Congressman Young’s statement for the record:

“Mr. Speaker, I want to thank Chairman Mica and Ranking Member Rahall for taking action on the Clean Water Cooperative Federalism Act.  This bill will restore the balance between the federal government and the states in the administration of the Clean Water Act.

“This bill contains a provision that is crucial to job creation in my state, as well as the entire nation.

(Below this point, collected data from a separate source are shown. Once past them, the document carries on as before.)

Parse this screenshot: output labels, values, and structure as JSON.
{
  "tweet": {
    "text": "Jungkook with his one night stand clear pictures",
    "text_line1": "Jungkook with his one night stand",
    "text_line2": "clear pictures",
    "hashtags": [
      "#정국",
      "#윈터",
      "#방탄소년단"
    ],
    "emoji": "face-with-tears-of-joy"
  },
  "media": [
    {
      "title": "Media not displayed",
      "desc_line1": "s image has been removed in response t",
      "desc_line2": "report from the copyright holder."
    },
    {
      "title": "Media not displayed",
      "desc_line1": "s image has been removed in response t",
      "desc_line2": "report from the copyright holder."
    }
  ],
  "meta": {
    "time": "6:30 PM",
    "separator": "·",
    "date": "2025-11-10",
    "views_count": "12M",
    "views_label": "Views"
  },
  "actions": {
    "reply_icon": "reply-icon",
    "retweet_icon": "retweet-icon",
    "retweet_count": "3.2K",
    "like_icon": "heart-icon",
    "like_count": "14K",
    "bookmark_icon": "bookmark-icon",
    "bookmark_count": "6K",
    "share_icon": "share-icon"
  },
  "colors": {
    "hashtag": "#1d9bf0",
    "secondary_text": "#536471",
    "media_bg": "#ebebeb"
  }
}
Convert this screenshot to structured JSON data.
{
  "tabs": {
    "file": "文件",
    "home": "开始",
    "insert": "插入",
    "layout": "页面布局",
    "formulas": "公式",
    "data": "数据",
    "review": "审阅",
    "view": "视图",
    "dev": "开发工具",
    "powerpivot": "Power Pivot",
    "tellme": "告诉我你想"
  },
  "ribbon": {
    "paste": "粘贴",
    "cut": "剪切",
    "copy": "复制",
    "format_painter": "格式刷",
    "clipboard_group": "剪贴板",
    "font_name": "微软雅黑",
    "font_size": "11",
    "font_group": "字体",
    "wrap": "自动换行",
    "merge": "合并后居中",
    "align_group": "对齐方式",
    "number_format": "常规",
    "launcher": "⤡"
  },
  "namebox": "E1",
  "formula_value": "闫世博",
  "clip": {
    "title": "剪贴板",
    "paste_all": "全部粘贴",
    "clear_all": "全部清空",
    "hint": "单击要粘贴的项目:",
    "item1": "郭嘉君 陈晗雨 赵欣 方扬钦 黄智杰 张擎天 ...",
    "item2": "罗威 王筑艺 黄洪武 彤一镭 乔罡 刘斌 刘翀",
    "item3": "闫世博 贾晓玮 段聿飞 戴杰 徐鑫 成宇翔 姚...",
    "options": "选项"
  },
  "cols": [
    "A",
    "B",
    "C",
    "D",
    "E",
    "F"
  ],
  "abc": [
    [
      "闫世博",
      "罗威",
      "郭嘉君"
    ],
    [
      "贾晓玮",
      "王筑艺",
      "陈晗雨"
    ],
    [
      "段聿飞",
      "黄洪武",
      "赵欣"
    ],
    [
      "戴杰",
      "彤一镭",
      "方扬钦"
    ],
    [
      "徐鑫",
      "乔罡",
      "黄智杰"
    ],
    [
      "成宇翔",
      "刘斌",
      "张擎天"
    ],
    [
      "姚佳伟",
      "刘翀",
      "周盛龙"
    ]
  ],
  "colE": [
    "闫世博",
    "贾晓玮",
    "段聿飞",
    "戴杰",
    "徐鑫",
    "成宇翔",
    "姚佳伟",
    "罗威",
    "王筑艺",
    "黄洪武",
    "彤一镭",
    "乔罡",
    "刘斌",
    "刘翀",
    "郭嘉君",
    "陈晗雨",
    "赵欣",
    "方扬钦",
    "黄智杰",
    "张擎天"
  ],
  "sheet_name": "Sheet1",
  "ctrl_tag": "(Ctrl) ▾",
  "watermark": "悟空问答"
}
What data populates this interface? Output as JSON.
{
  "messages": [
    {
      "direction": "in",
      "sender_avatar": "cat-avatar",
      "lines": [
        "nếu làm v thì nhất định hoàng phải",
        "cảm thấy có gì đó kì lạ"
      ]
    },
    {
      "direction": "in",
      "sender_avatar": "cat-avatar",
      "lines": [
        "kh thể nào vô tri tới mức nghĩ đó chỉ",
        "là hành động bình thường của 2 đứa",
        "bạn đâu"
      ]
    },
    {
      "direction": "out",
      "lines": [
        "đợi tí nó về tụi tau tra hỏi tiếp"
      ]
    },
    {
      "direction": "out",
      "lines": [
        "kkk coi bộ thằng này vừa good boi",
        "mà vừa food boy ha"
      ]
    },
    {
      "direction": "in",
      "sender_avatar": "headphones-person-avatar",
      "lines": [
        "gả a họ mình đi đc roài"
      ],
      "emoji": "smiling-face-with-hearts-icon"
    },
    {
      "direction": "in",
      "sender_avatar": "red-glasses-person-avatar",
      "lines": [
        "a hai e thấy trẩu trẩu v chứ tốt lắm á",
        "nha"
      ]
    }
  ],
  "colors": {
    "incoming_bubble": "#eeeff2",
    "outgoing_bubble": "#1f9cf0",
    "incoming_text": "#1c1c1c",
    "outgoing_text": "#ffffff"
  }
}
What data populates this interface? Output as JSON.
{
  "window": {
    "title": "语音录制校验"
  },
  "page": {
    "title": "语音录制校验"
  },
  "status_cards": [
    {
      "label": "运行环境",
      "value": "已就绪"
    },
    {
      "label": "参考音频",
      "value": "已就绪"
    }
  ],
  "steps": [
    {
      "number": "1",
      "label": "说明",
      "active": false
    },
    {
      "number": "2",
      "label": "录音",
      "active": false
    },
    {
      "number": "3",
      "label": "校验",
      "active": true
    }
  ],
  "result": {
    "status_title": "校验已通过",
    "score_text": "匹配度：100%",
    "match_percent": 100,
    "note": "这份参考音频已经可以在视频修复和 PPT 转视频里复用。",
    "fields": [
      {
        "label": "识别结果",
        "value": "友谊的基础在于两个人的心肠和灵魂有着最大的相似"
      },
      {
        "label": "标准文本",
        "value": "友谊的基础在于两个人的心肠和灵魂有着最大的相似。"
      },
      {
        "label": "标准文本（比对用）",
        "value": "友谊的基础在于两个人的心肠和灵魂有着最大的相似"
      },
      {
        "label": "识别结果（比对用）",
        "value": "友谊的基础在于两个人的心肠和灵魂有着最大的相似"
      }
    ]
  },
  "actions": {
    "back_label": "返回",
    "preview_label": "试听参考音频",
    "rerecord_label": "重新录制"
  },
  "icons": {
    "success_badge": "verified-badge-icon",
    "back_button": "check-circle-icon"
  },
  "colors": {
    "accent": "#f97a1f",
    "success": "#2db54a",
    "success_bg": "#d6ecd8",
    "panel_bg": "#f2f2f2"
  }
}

This bill will limit EPA’s ability to veto dredge and fill permits issued by the Army Corps of Engineers.

“I had introduced legislation in both the 111th and 112th Congresses, and requested hearings, to address the EPA’s veto authority over the Corps of Engineers when issuing 404 dredge and fill discharge permits.  I want to thank the Chairman for working with me to accommodate my concerns.

“Section 404 of the Clean Water Act gives authority to the Army Corps of Engineers to issue permits for discharges of dredged or fill material into navigable waters at specified disposal sites.  

“Permit applicants must meet requirements that have been established by the Corps and the EPA.  In turn, the Corps issues these 404 permits for activities including construction, mining, farming, and other purposes.

“However, the Clean Water Act also gives EPA the authority to overturn the Corps decision if the discharge of materials will have an unacceptable adverse effect on municipal water supplies, shellfish beds, fishery areas, wildlife, and recreation areas.  While this language may have had good intentions, the EPA can stop a project simply by withholding the permit.  

“Giving EPA so much authority over construction projects, mining activities, and energy production projects has become a problem in recent years, especially under the Obama Administration.

“This free-for-all veto authority hands the reigns of our economy over to an agency that lacks interest in our economic well being.  The EPA is not concerned with recovering natural resources and creating jobs for the good of the nation.  They are concerned with delaying - and hopefully stopping - all new development in Alaska, and in your states as well.

“To illustrate the power of these permits, I simply point to 2 projects in my state:

“Conoco Phillips’ CD-5 Development is the first step that allows our nation access to the National Petroleum Reserve in Alaska, which stands to produce 2.7 billion barrels of oil.  

“This project has been studied extensively over the last decade and measures have been taken to lessen environmental impacts.  Due to pressure from the EPA, the necessary 404 permit was denied and remains in limbo, as the Corps is considering an appeal.

“Finally, I’ll leave you with a hard fought success story of the Kensington Gold Mine outside of Juneau, Alaska.  The operators of the mine had to take their fight to the Supreme Court to defend the validly issued permit for their tailings facility from challenges by environmental extremists.  

“This operation employed approximately 300 workers during the remaining construction phase, and provides an estimated 370 direct and indirect jobs, including many for the local Alaska Native communities.

“This operation will generate an estimated $25 million in direct and indirect annual payroll, and will be the second largest private employer in Juneau.

“The Kensington Mine is a model project that fully meets economic recovery goals of the American public.

“Had the 404 permit never been issued, and had the Supreme Court not corrected the wrong of the 9th District, these economic benefits would not have been realized.”